Claims under employers’ and public liability (EL/PL) insurance policies are sometimes proportionately reduced or avoided by insurers, typically because of material misrepresentation or non-disclosure.
This may relate to issues such as directors failing to declare previous county court judgments, staff payroll which was understated and other issues which materially affected the risk. Alternatively, insurers may seek to rely on exclusion clauses or condition precedents that have not been complied with.
This will occasionally lead to a complaint by the policyholder. A disgruntled policyholder may seek to have their complaint adjudicated i.e. via the courts or in some instances, by the Financial Ombudsman Service (FOS).
Role of the FOS in insurance disputes
The FOS’ jurisdiction has grown in recent years. It will now hear complaints from individual consumers as well as businesses with a turnover of less than £6.5m and less than 50 employees, or which have balance sheet of less than £5m if the business has over 50 employees.
The FOS currently has the power to make maximum awards up to £415,000 (depending on the date of the complaint) . It can also make directions (e.g. order an insurer to reinstate the policy) and recommend higher awards. It also has the power to make monetary awards for distress, inconvenience, pain and suffering and damage to reputation, as well as interest and costs.
In 2020-2021, the FOS decided on 38,496 complaints relating to insurance, most of which related to claims being declined. Overall, 28% of those complaints were upheld.
How matters are decided
When making a decision, the FOS will have regard to the law, regulators’ guidance, codes of practice and good industry practice.
Unlike the court system, the FOS is not strictly bound by the law and will reach a decision based on what it considers is “fair and reasonable in all the circumstances of the case”. A fairly commonly seen example of where it may depart from the law is where insurers have sought to legitimately rely on condition precedents relating to late notification, which the FOS has considered unfair, due to a lack of any prejudice on the insurers’ part.
After gathering evidence from the parties, the FOS will issue an initial assessment and allow both parties to respond. If the parties agree with the decision, it is considered settled. However, if the parties dispute the decision, it is referred to an Ombudsman. If the final decision is then accepted by the policyholder, it becomes binding on the insurer. On the other hand, if the policyholder does not accept the Ombudsman’s final decision, it is not binding and the FOS is unlikely to have any further involvement in the matter. The policyholder will still be able to pursue the matter via the court.

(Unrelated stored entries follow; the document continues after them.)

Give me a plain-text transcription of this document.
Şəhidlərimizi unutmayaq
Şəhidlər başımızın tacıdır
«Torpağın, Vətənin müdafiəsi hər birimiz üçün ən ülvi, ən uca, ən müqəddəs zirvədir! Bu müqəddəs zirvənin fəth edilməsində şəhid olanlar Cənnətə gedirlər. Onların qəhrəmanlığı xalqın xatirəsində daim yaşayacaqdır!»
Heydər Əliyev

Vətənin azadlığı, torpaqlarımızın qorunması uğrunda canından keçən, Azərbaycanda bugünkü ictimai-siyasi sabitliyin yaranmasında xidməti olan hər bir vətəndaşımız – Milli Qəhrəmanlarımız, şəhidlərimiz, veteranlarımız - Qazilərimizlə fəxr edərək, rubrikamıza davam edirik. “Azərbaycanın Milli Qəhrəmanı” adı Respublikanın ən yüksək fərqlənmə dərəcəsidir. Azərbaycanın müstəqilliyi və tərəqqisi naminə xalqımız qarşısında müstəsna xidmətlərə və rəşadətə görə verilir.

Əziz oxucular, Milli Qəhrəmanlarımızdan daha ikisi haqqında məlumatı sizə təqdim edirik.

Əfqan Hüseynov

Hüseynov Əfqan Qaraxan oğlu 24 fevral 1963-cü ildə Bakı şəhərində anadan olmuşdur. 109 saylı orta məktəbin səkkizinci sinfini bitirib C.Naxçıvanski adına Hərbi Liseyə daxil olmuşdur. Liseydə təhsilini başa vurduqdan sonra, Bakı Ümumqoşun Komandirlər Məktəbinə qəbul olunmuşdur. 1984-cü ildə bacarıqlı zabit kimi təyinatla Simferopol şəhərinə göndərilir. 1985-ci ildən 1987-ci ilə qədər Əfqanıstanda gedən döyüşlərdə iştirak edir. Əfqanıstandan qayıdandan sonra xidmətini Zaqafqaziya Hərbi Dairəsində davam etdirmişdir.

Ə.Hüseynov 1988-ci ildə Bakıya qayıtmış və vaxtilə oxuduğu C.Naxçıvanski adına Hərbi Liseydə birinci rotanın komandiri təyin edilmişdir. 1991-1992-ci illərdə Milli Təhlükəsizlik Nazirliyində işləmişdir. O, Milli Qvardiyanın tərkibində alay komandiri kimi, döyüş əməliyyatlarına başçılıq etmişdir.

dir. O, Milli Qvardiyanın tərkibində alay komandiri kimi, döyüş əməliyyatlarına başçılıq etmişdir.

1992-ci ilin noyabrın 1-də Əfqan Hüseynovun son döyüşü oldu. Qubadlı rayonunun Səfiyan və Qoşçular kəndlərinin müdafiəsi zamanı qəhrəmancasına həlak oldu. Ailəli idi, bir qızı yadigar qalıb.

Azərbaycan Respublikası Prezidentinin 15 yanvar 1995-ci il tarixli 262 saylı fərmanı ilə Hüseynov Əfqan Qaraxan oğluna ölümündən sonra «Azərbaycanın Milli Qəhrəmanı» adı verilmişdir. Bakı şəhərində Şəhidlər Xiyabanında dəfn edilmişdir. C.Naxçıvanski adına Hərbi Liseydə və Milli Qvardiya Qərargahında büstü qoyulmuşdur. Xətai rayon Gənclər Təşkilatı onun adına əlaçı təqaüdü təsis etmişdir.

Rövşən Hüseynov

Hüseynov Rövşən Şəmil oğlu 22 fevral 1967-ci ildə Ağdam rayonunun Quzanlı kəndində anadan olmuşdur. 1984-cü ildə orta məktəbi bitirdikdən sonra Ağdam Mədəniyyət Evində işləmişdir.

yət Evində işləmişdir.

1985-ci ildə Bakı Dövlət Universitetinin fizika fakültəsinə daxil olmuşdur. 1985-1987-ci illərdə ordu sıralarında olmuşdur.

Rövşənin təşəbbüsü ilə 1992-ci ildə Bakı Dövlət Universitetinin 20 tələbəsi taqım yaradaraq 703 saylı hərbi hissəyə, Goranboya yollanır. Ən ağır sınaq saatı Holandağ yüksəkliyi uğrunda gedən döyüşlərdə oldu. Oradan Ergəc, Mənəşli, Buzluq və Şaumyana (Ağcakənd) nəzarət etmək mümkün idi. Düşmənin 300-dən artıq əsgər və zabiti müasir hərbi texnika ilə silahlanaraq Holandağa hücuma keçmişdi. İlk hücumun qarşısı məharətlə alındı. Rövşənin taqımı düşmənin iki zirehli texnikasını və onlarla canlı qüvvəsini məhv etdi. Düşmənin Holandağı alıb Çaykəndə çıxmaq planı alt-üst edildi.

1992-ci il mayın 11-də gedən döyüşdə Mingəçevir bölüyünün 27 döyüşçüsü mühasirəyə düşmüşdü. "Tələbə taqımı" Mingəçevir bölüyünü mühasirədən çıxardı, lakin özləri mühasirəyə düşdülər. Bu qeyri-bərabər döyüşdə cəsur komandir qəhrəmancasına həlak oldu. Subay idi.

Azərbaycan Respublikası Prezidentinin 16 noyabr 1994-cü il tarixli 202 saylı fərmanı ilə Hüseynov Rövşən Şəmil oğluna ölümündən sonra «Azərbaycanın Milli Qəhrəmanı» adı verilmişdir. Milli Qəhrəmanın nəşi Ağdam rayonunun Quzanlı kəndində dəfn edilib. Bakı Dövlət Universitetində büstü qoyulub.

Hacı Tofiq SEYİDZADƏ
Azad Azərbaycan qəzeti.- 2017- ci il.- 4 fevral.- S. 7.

If the insurer disagrees with the FOS’ final decision and wishes to challenge it, it will be necessary to have it subjected to a Judicial Review.
Issues for insurers to consider
The FOS scheme is a cost effective way for policyholders to challenge an insurer’s position e.g. where indemnity is withdrawn/policy avoided, or the claim proportionately reduced.
There are a number of issues an insurer needs to be conscious of, namely:
- When faced with an initial complaint by a policyholder, insurers should consider whether the insured is likely to fall within the scope of the FOS’ jurisdiction, as this will impact how the insured can proceed with their complaint. It can also affect the likelihood of a complaint being pursued further (it is generally far easier and cheaper for a policyholder to complain via the FOS, than to commence court proceedings).
- As above, an insurer wishing to challenge the FOS’ final decision (which has been accepted by the insured) will need to commence a Judicial Review. However, there are limited grounds available for seeking a Judicial Review, the threshold is high, there are tight timescales in place and it can be a costly exercise. .
- Even a successful Judicial Review can just lead to the FOS being required to reconsider its decision (i.e. if a quashing order is made), and it would be open to the FOS to reach the very same decision (if, for example, the original decision was considered correct, but not properly reasoned). For these reasons, insurers may be more inclined to seek a Judicial Review, in relation to decisions which could have wider implications for their business as a whole, rather than decisions relating to individual/specific facts (save for perhaps where the FOS has made an award at the top end of its powers).
- Insurers should be aware that even though they may have solid grounds for avoiding or proportionately reducing a claim in law e.g. pursuant to the Consumer Insurance (Disclosure and Representations) Act 2012, or the Insurance Act 2015, the FOS may still uphold the policyholder’s complaint if it finds the decision was not fair and reasonable. This can lead to inconsistency and difficulty in predicting how the FOS will determine a complaint. This was reaffirmed in In R (on the application of Aviva Life and Pensions (UK) Ltd) v Financial Ombudsman Service . The Administrative Court agreed that in law, the insurer would have successfully been able to avoid the policy under the CIDRA 2012 had proceedings been brought in the County Court, but reiterated that the FOS was entitled to carry out its own assessment based on what was fair and reasonable (with the position in law being only one factor when reaching its conclusion).
- The FOS will monitor complaints to identify any systemic issues within the insurance industry or with a particular insurer (e.g. claims being regularly and unreasonably being avoided). The FOS also publishes its decisions and data relating to how many complaints it has received about specific insurers. This can lead to reputational issues for insurers.